MITGLIEDER-ARTIKEL: Turnschuhe, Chavs und ich
von
Recon News
21 April 2021
Von Mongrel87, Co-Moderator des Podcasts "BDSM: Reimagined"
Als ich als Teenager anfing, sexuelle Gefühle zu empfinden, hielt ich es für vernünftig, in meinen Schulschuh hineinzuwichsen - er ähnelte einer Vagina halt am ehesten! Der Schuh bot eine warme Höhle, die genau die richtige Größe für einen Penis zu haben schien; er war griffig - ich konnte ihn festhalten oder ihn auf mir auf und ab gleiten lassen; und er war perfekt dafür geeignet, die ganze Sauerei aufzufangen! Für mich als Zwölfjähriger war es das Einzige, was es war, das Einzige, was es sein musste. Allerdings bemerkte ich im Laufe der Jahre nicht, dass ich dieses Objekt mit dem Thema "Liebe machen" assoziierte. Schuhe wurden zu einem Symbol der Lust. Sie entwickelten sich regelrecht zu einer konzentrierten Form des Vergnügens. Aus meiner Sicht besteht kein Zweifel daran, dass die Dinge, zu denen wir uns hingezogen fühlen - die Gesichter, Farben, Bewegungen, die uns erregen - am ehesten in den ursprünglicheren, unbewussten Teilen unseres neuralen Netzwerkes zu finden sind. Diese neurasthenischen Systeme, ein Begriff, den der Neurowissenschaftler Semir Zeki geprägt hat, können dabei helfen zu verstehen, warum wir von bestimmten Dingen so angezogen werden. Wenn es also um Anziehung geht, sind wir den Tieren von Natur aus sehr ähnlich.

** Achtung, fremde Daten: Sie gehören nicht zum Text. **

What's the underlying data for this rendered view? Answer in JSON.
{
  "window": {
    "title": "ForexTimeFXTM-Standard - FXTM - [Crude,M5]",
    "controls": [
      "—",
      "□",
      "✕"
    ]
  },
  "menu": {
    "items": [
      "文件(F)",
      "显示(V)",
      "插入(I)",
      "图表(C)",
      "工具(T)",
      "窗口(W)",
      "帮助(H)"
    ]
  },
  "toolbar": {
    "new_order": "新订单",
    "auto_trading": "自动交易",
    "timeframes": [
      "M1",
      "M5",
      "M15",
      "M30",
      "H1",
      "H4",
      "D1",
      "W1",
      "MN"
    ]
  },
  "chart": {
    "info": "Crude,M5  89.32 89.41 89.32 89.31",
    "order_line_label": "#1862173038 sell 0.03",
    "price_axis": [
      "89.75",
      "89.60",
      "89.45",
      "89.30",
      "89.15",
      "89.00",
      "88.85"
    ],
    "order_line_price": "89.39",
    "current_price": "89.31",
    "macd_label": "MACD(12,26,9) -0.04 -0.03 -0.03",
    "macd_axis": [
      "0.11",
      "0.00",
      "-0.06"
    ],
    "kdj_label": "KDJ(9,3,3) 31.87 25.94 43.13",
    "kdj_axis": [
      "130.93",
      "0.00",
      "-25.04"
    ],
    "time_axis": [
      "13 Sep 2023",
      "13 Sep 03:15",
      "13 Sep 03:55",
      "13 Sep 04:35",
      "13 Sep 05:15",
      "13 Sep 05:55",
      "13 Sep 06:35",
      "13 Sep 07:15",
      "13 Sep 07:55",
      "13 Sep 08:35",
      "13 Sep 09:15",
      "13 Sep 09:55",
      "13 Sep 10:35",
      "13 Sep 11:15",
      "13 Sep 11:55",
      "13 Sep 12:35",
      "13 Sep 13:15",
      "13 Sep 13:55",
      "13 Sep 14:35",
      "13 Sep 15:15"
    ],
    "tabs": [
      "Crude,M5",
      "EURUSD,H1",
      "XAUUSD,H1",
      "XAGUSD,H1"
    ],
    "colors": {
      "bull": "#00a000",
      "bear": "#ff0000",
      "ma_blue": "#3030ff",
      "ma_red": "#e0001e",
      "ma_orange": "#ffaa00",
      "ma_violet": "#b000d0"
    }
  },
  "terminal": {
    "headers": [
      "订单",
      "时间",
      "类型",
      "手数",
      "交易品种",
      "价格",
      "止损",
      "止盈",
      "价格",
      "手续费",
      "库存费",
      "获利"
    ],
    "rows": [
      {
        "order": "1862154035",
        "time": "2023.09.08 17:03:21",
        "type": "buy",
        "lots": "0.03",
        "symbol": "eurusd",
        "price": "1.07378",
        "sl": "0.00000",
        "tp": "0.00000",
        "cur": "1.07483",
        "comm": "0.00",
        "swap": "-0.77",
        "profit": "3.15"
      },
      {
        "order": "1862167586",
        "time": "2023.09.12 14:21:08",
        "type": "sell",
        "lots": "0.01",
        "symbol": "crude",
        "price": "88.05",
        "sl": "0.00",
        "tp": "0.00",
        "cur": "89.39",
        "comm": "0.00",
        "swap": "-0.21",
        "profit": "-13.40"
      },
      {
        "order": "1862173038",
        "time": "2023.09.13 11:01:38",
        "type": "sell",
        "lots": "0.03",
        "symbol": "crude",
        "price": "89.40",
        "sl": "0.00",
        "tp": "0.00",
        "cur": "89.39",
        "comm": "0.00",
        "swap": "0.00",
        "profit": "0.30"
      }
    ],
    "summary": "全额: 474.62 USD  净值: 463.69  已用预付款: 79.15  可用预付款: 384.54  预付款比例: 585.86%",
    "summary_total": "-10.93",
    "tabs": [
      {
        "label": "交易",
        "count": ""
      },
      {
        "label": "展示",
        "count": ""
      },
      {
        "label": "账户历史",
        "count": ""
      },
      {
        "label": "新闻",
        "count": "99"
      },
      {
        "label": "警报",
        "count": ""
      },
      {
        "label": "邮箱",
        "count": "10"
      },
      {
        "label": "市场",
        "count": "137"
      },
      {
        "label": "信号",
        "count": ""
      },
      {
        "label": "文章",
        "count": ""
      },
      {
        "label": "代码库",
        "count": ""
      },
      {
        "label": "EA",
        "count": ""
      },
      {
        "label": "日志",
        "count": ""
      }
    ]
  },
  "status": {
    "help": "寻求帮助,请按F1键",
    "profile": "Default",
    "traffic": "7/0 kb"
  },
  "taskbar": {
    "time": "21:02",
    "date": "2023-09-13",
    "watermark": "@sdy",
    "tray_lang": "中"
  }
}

Wenn ich Turnschuhe im Alltag um mich herum sehe oder sie in meinem Kleiderschrank liegen, dringen ihre Konturen, Farben, Streifen und Gerüche in mein Gehirn ein und erregen mein sexuelles Interesse. Schließlich sind sie in der Hochphase meiner prägenden pubertären sexuellen Phase in Erscheinung getreten. Das hört natürlich nicht bei Turnschuhen auf. So lassen sich viele Fetische erklären: warum du dich zu seiner großen Nase, der rosigen Wangen, den weißen Socken, seinem Körpergeruch, der Form seiner Hände, der Rundung des Hinterns, seinem Bart oder der Länge der Wimpern hingezogen fühlst. Sie verheißen Potenz in Bezug auf die jeweilige unterschwellige Besonderheit, von der du denkst, dass sie Potenz repräsentiert. Aber so simpel sind wir nicht gestrickt. Wir sind kulturelle Geschöpfe und so gibt es kulturelle Ebenen, an die wir denken müssen.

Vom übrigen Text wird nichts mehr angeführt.